Historically, widefield microscopy has not been best suited for the imaging of large samples/specimen volumes. The image background, mainly originating from out-of-focus regions of the observed sample, significantly reduces the contrast, the effective dynamic range, and the maximal possible signal-to-noise ratio (SNR) of the imaging system. Instant Computational Clearing (ICC) is the core technology in THUNDER Imagers. It detects and removes the out-of-focus background for each image, making the signal of interest directly accessible. At the same time, in the in-focus area, edges, and intensity of the specimen features remain. In addition to ICC, the THUNDER microscope can perform an immediate post-processing, decision-mask- based 3D deconvolution dedicated to either thin samples (small volume computational cleaning - SVCC) or thick samples (large volume computational clearing - LVCC). 

Illumination modes: Fluorescence, Brightfield, DIC, Polarized Light
Lenses: 2.5x/NA (Dry), 10x/0.3NA (Dry), 20x/0.75NA (multi-immersion), 40x/0.95NA (Dry), 63x/1.4NA (Oil immersion).

Excitation wavelengths: 8 discrete light sources with the following LEDs: 

• 390 (DAPI / Hoechst)
• 440 (CFP)
• 475 (GFP / AF488)
• 510 (YFP)
• 555 (TdTomato / AF568)
• 575 (RFP / AF594)
• 635 (Cy5 / AF647)
• 747 (Cy7 / AF750)

Emission Filters:

• Quad bandpass filter cubes:
  • DFT5 (435/30, 519/25, 594/32, 695/58)
  • CYR7 (473/22, 539/24, 641/78, 810/80)

Camera:  Leica K8 Monochrome sCMOS

Other features:

• Navigator function for fast whole specimen overview and tilescanning.
• THUNDER Live allows computationally cleared images to be viewed instantly in the live viewer to allow you to optimize ICC parameters by using immediate image feedback.
• Live cell imaging capabilities with various sample holder stage inserts for multi-well plates, 35mm petri dishes, 60mm petri dishes, standard slides (76x26 mm), as well as CO2, humidity, and temperature control.
• External emission filter wheel for “clean-up” of emission detection. 
• Leica’s image analysis software (Aivia) available for image processing, analysis and segmentation workflow, to extract data from your images.

Funding for this instrument was generously provided by the University Hospital Foundation. 

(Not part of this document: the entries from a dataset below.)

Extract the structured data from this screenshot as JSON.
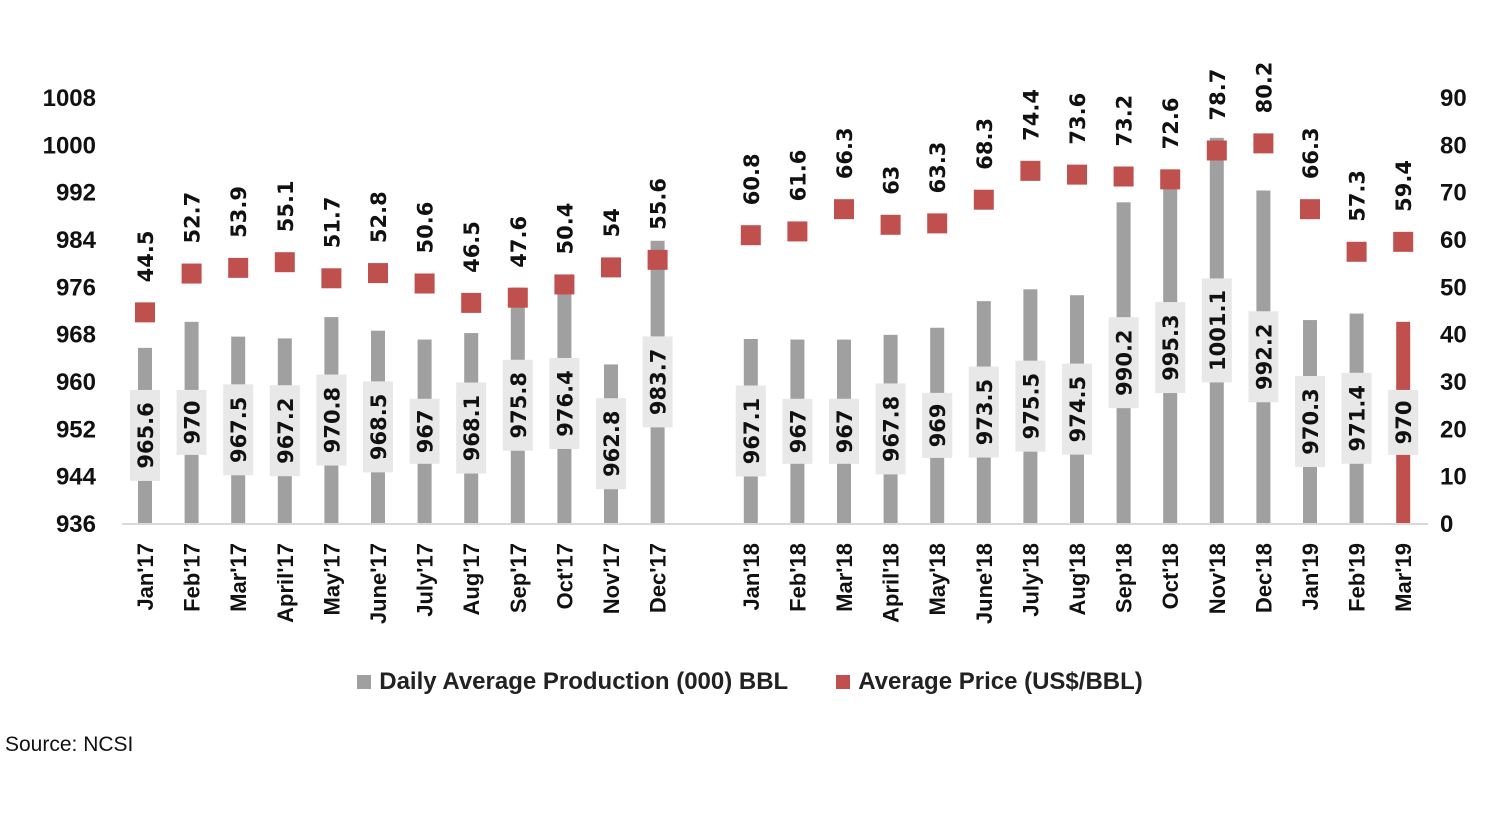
{
  "chart_data": {
    "type": "bar",
    "categories": [
      "Jan'17",
      "Feb'17",
      "Mar'17",
      "April'17",
      "May'17",
      "June'17",
      "July'17",
      "Aug'17",
      "Sep'17",
      "Oct'17",
      "Nov'17",
      "Dec'17",
      "",
      "Jan'18",
      "Feb'18",
      "Mar'18",
      "April'18",
      "May'18",
      "June'18",
      "July'18",
      "Aug'18",
      "Sep'18",
      "Oct'18",
      "Nov'18",
      "Dec'18",
      "Jan'19",
      "Feb'19",
      "Mar'19"
    ],
    "series": [
      {
        "name": "Daily Average Production (000) BBL",
        "type": "bar",
        "axis": "left",
        "color": "#a0a0a0",
        "values": [
          965.6,
          970,
          967.5,
          967.2,
          970.8,
          968.5,
          967,
          968.1,
          975.8,
          976.4,
          962.8,
          983.7,
          null,
          967.1,
          967,
          967,
          967.8,
          969,
          973.5,
          975.5,
          974.5,
          990.2,
          995.3,
          1001.1,
          992.2,
          970.3,
          971.4,
          970
        ]
      },
      {
        "name": "Average Price (US$/BBL)",
        "type": "marker",
        "axis": "right",
        "color": "#c0504d",
        "values": [
          44.5,
          52.7,
          53.9,
          55.1,
          51.7,
          52.8,
          50.6,
          46.5,
          47.6,
          50.4,
          54,
          55.6,
          null,
          60.8,
          61.6,
          66.3,
          63,
          63.3,
          68.3,
          74.4,
          73.6,
          73.2,
          72.6,
          78.7,
          80.2,
          66.3,
          57.3,
          59.4
        ]
      }
    ],
    "highlighted_bar": {
      "category": "Mar'19",
      "color": "#c0504d"
    },
    "y_left": {
      "range": [
        936,
        1008
      ],
      "ticks": [
        "936",
        "944",
        "952",
        "960",
        "968",
        "976",
        "984",
        "992",
        "1000",
        "1008"
      ]
    },
    "y_right": {
      "range": [
        0,
        90
      ],
      "ticks": [
        "0",
        "10",
        "20",
        "30",
        "40",
        "50",
        "60",
        "70",
        "80",
        "90"
      ]
    },
    "data_label_box_color": "#e8e8e8",
    "grid": false,
    "legend_position": "bottom"
  },
  "source": "Source: NCSI"
}
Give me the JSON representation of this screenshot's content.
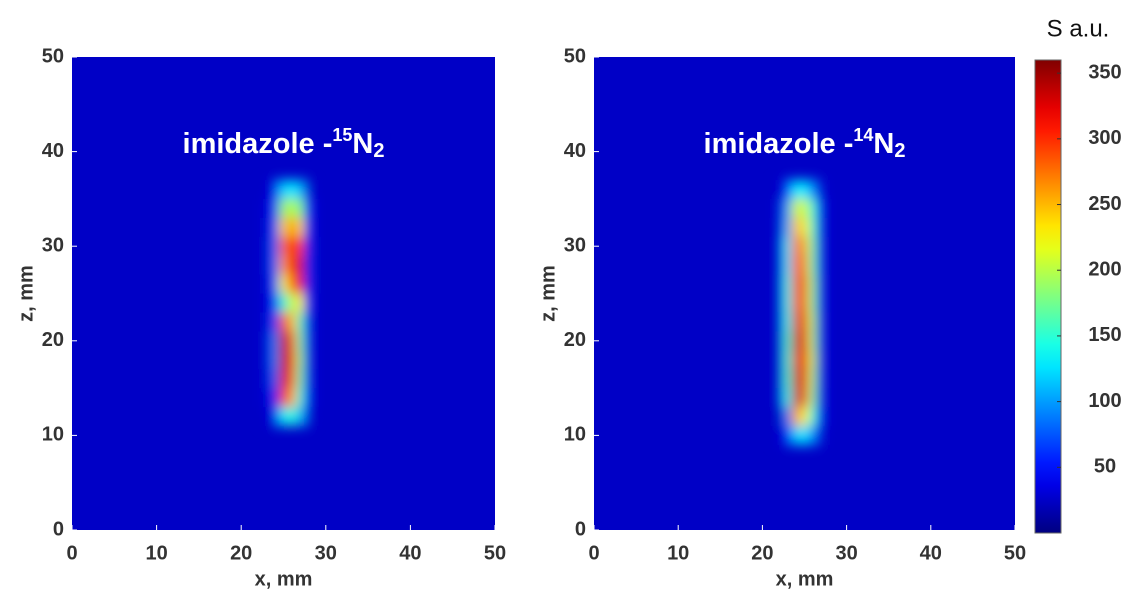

Creates a virtual slide image by digitizing the entire sample on the slide. The system works with both brightfield and fluorescence contrast, and can accommodate 100 standard sized slides at a time. User designed scan profiles enable unattended, automated scanning. Our system can digitise up to 5 fluorescence channels (e.g. DAPI, AF488, AF568, AF647 and AF750). Fluorescence images are captured on a state of the art Hitachi sCMOS camera (Orca Flash 4.0), while full colour images from histological colorimetric stains are captured by a progressive scan Hitachi HV-F202SCL 3X CCD camera. Fluorescence excitation is provided by an integrated, multi wavelength LED light source with excitation wavelengths of 385nm, 469nm, 555nm, 631nm and 735nm. Our system has 3 scanning lenses, 10X, 20X and 40X that give images with pixel sizes of 440nm, 220nm and 110nm, respectively. Shading correction as well as other post-acquisition processing and analysis is provided by a nearline image processing/analysis computer, optimised to view, interrogate, analyze and process the exceptionally large sized files (typical pixel dimensions: 100,000 X 100,000) that the slide scanner generates.